The government is committed to Sure Start Children’s Centres.
Children’s centres play a crucial role in early intervention, ensuring families can get help when they need it, tackling issues early and helping to prevent costly problems from emerging later on. The Government wants the network of children’s centres to be retained but focused much more effectively on those families who need them the most. We have ensured there is enough money in the system through the new Early Intervention Grant (EIG) to keep the network of children’s centres.
Local authorities continue to have duties under the Childcare Act 2006 to consult before opening, closing or significantly changing children’s centres, and to secure sufficient provision to meet local need so far as is reasonably practicable. Statutory guidance (published in March 2010) accompanies these duties, which outlines how the Apprenticeships, Skills, Children and Learning Act 2009 provisions relate to children’s centres.
The statutory guidance advises local authorities, primary care trusts and Jobcentre Plus on the action they should take to comply with their duties. Although the delivery context has changed, these duties remain current. The guidance will be particularly useful to local authorities, as they work with their local communities to plan future children’s centre provision.
The following sections of the guidance are particularly relevant:
Section 5A of the Act: The duty to make sufficient provision of children’s centres to meet local need, so far as is reasonably practicable - pages 7-8 of the guidance, which emphasises that local authorities should ensure universal access to children’s centres is achieved and all children and families can be reached effectively, especially the most deprived.
Section 5D: The duty to consult before establishing, significantly changing or closing a children’s centre - pages 15-18 of the guidance, which emphasises that local authorities should allow adequate time for responses, actively encourage parents from disadvantaged groups to participate, and demonstrate in their decision how they have taken consultation responses into account.
We are now working with a range of partners to develop a new shared vision for early years, which is to be published as a policy statement later in the year.
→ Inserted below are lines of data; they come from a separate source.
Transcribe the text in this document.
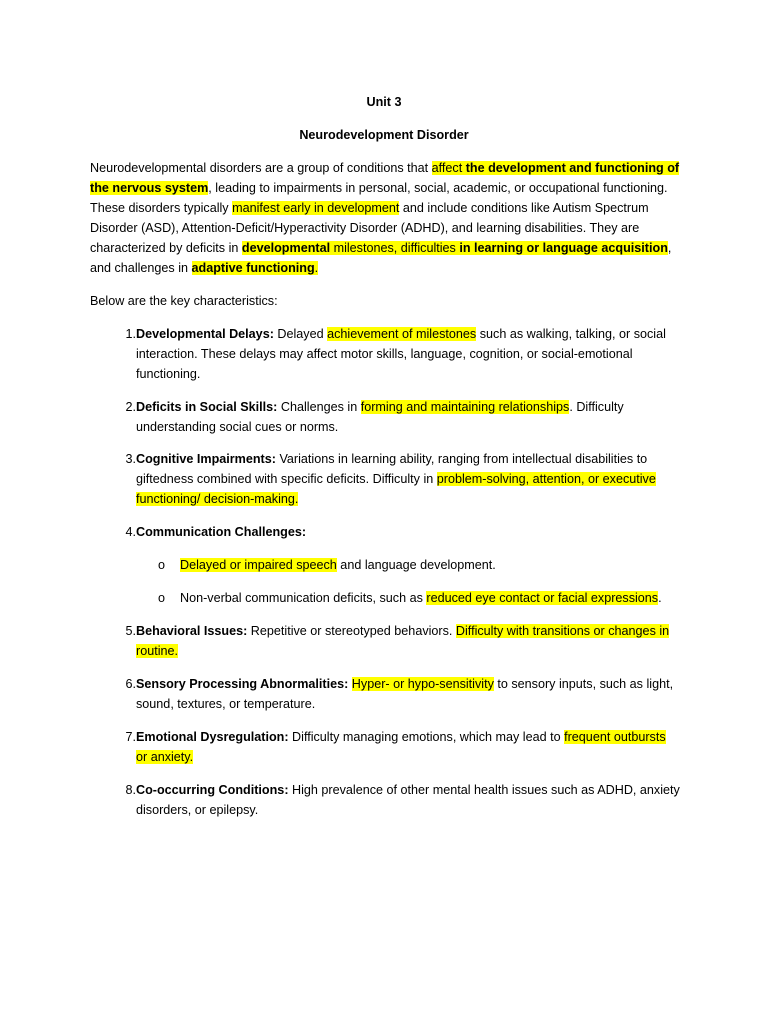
Unit 3
Neurodevelopment Disorder
Neurodevelopmental disorders are a group of conditions that affect the development and functioning of the nervous system, leading to impairments in personal, social, academic, or occupational functioning. These disorders typically manifest early in development and include conditions like Autism Spectrum Disorder (ASD), Attention-Deficit/Hyperactivity Disorder (ADHD), and learning disabilities. They are characterized by deficits in developmental milestones, difficulties in learning or language acquisition, and challenges in adaptive functioning.
Below are the key characteristics:
1. Developmental Delays: Delayed achievement of milestones such as walking, talking, or social interaction. These delays may affect motor skills, language, cognition, or social-emotional functioning.
2. Deficits in Social Skills: Challenges in forming and maintaining relationships. Difficulty understanding social cues or norms.
3. Cognitive Impairments: Variations in learning ability, ranging from intellectual disabilities to giftedness combined with specific deficits. Difficulty in problem-solving, attention, or executive functioning/ decision-making.
4. Communication Challenges:
o	Delayed or impaired speech and language development.
o	Non-verbal communication deficits, such as reduced eye contact or facial expressions.
5. Behavioral Issues: Repetitive or stereotyped behaviors. Difficulty with transitions or changes in routine.
6. Sensory Processing Abnormalities: Hyper- or hypo-sensitivity to sensory inputs, such as light, sound, textures, or temperature.
7. Emotional Dysregulation: Difficulty managing emotions, which may lead to frequent outbursts or anxiety.
8. Co-occurring Conditions: High prevalence of other mental health issues such as ADHD, anxiety disorders, or epilepsy.
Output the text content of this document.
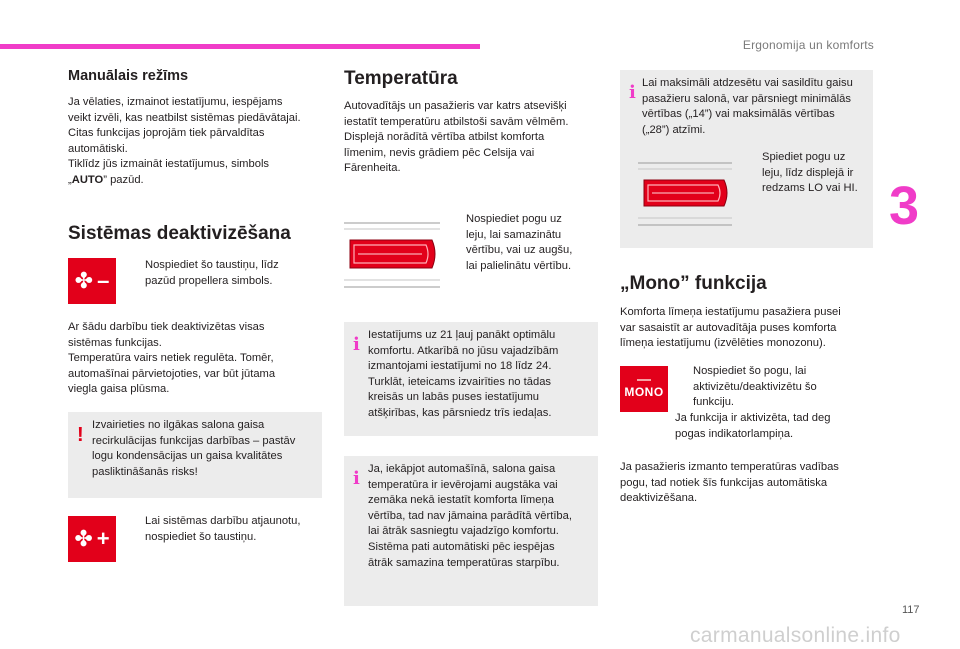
Ergonomija un komforts
3
Manuālais režīms
Ja vēlaties, izmainot iestatījumu, iespējams
veikt izvēli, kas neatbilst sistēmas piedāvātajai.
Citas funkcijas joprojām tiek pārvaldītas
automātiski.
Tiklīdz jūs izmaināt iestatījumus, simbols
„AUTO” pazūd.
Sistēmas deaktivizēšana
✤ –
Nospiediet šo taustiņu, līdz
pazūd propellera simbols.
Ar šādu darbību tiek deaktivizētas visas
sistēmas funkcijas.
Temperatūra vairs netiek regulēta. Tomēr,
automašīnai pārvietojoties, var būt jūtama
viegla gaisa plūsma.
! Izvairieties no ilgākas salona gaisa
recirkulācijas funkcijas darbības – pastāv
logu kondensācijas un gaisa kvalitātes
pasliktināšanās risks!
✤ +
Lai sistēmas darbību atjaunotu,
nospiediet šo taustiņu.
Temperatūra
Autovadītājs un pasažieris var katrs atsevišķi
iestatīt temperatūru atbilstoši savām vēlmēm.
Displejā norādītā vērtība atbilst komforta
līmenim, nevis grādiem pēc Celsija vai
Fārenheita.
Nospiediet pogu uz
leju, lai samazinātu
vērtību, vai uz augšu,
lai palielinātu vērtību.
i Iestatījums uz 21 ļauj panākt optimālu
komfortu. Atkarībā no jūsu vajadzībām
izmantojami iestatījumi no 18 līdz 24.
Turklāt, ieteicams izvairīties no tādas
kreisās un labās puses iestatījumu
atšķirības, kas pārsniedz trīs iedaļas.
i Ja, iekāpjot automašīnā, salona gaisa
temperatūra ir ievērojami augstāka vai
zemāka nekā iestatīt komforta līmeņa
vērtība, tad nav jāmaina parādītā vērtība,
lai ātrāk sasniegtu vajadzīgo komfortu.
Sistēma pati automātiski pēc iespējas
ātrāk samazina temperatūras starpību.
i Lai maksimāli atdzesētu vai sasildītu gaisu
pasažieru salonā, var pārsniegt minimālās
vērtības („14”) vai maksimālās vērtības
(„28”) atzīmi.
Spiediet pogu uz
leju, līdz displejā ir
redzams LO vai HI.
„Mono” funkcija
Komforta līmeņa iestatījumu pasažiera pusei
var sasaistīt ar autovadītāja puses komforta
līmeņa iestatījumu (izvēlēties monozonu).
MONO
Nospiediet šo pogu, lai
aktivizētu/deaktivizētu šo
funkciju.
Ja funkcija ir aktivizēta, tad deg
pogas indikatorlampiņa.
Ja pasažieris izmanto temperatūras vadības
pogu, tad notiek šīs funkcijas automātiska
deaktivizēšana.
117
carmanualsonline.info
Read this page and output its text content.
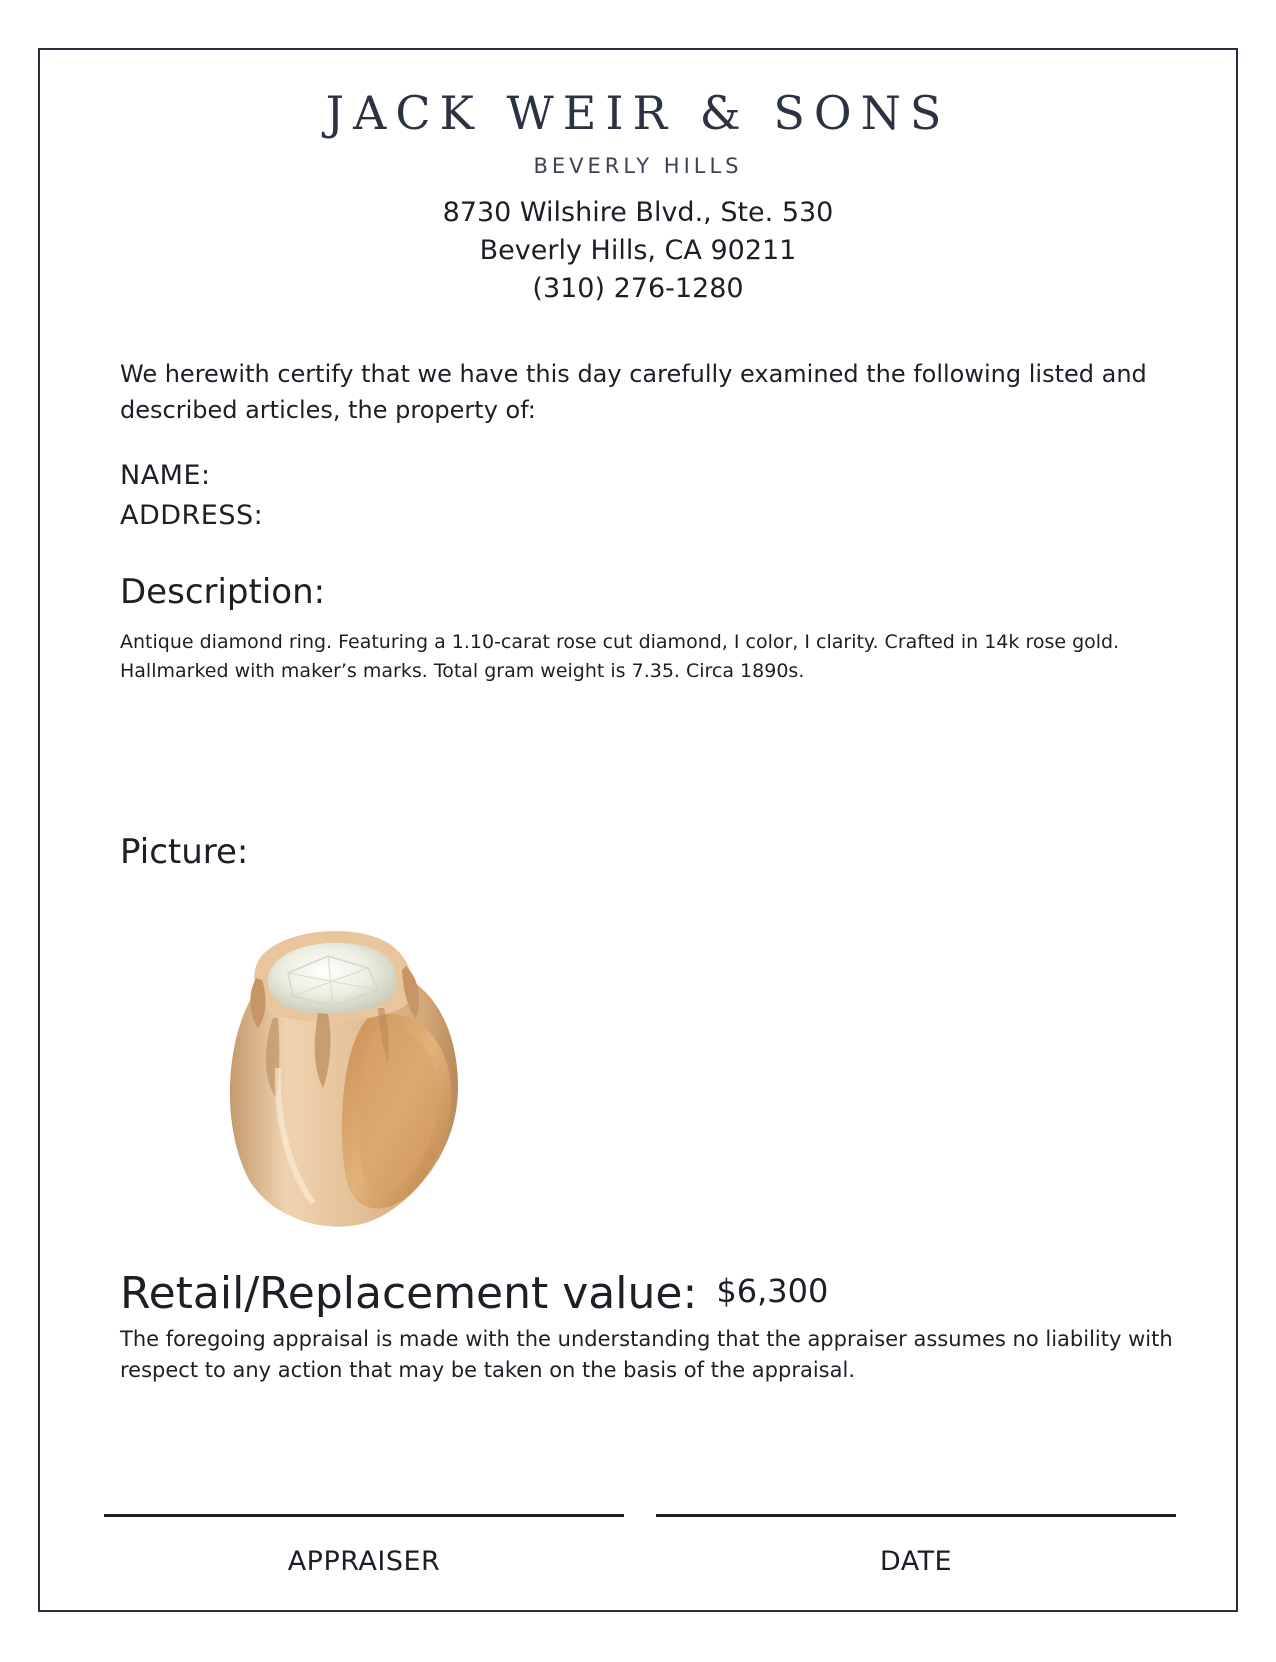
JACK WEIR & SONS
BEVERLY HILLS
8730 Wilshire Blvd., Ste. 530
Beverly Hills, CA 90211
(310) 276-1280
We herewith certify that we have this day carefully examined the following listed and described articles, the property of:
NAME:
ADDRESS:
Description:
Antique diamond ring. Featuring a 1.10-carat rose cut diamond, I color, I clarity. Crafted in 14k rose gold. Hallmarked with maker’s marks. Total gram weight is 7.35. Circa 1890s.
Picture:
Retail/Replacement value: $6,300
The foregoing appraisal is made with the understanding that the appraiser assumes no liability with respect to any action that may be taken on the basis of the appraisal.
APPRAISER	DATE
In the meantime, please note that some parts of the statutory guidance do not reflect recent policy developments.
Reminder on claw-back
Claw-back of funding is triggered where an asset funded wholly or partly by DfE is disposed of, or the asset is no longer used to meet the aims and objectives consistent with the Sure Start Early Years and Childcare Grant (SSEYCG) or Aiming High for Disabled Children Grant (AHDC).
Local authorities must notify the Department for Education of any plans to dispose of grant funded assets. Local authorities should operate on the presumption that claw-back will be enforced. However, subject to prior approval from the DfE, claw-back may be waived or deferred where an asset is sold and the proceeds are reinvested in another asset for a similar purpose consistent with the aims of the grant.
Disposal means a sale, transfer, or change of use of a capital asset. It includes the transfer of ownership of a lease, or freehold assets.
Further information on the disposal of assets and invocation of claw-back can be found in paragraphs 33 to 45 of the Capital Guidance.